McPhee’s description of writing a novel for his college thesis was what stoked my writing fire. His university had, as he said, “a great fight” over whether or not he would be allowed to write a novel for his thesis. No one had before. In the face of opposition, they finally allowed McPhee to proceed. This is how he described the experience:

They asked me to show up on the first day of senior year with thirty thousand words. So I spent the summer in Firestone Library, working in the English grad-study room, writing longhand on yellow pads. I had a real good time in there, working alongside these English grad students, all in various stages of suffering. I got my thirty thousand words done, and then I finished the thing over Christmas. It had a really good structure and was technically fine. But it had no life in it at all. One person wrote a note on it that said, You demonstrated you know how to saddle a horse. Now go find the horse.

But writing teaches writing. And I’ll tell you this, that summer in Firestone Library, I felt myself palpably growing as a writer. You just don’t sit there and write thirty thousand words without learning something.”

Writing teaches writing. That was the line that got me. So even though it was late (I don’t write well when it is late) I pulled out my notebook, set the timer on my Ipad for ten minutes and free wrote about a hospital visit that I recently made. The visit was a profound one—one of those pastoral visits that make you contemplate life, tragedy, and the meaning of it all. I knew I needed to write about it, but hadn’t yet made the time. McPhee inspired me to make the time.

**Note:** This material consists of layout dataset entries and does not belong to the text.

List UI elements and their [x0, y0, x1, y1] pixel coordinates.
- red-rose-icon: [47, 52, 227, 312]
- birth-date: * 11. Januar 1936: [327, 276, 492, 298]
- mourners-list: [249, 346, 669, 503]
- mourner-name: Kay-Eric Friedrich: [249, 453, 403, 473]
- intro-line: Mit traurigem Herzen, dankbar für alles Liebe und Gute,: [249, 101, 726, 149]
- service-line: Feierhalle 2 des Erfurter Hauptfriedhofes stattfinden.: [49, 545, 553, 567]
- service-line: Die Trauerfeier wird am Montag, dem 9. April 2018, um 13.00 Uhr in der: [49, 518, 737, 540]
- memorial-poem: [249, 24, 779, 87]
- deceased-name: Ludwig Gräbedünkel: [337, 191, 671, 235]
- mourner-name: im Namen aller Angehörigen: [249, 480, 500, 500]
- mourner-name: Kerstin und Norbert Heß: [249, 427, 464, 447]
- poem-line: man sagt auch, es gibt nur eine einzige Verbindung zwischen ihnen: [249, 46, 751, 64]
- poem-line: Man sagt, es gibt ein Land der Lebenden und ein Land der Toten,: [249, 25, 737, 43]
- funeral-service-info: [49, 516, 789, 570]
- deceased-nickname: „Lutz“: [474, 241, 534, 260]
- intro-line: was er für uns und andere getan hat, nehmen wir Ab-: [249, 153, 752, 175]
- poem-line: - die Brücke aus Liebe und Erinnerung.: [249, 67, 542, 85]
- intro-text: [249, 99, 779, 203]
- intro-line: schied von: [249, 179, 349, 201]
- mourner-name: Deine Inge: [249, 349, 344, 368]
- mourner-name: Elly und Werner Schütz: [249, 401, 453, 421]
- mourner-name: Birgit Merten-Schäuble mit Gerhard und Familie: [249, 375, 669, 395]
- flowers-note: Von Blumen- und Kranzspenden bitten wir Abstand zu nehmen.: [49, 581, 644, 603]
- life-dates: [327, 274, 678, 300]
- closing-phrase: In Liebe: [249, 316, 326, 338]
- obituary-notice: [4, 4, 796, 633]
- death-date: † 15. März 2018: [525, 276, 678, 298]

More than anything, I want to learn and grow as a writer—not so much to publish more, or get more followers here on my little blog. But to help me make sense of this world in which we live and pay careful attention to it all.  I want to be able to articulate the experiences I have and find my way to new discoveries. The best way to do that, I’ve found, is through my writing. So, thank you, John McPhee, for tonight’s teaching.  I am better for it.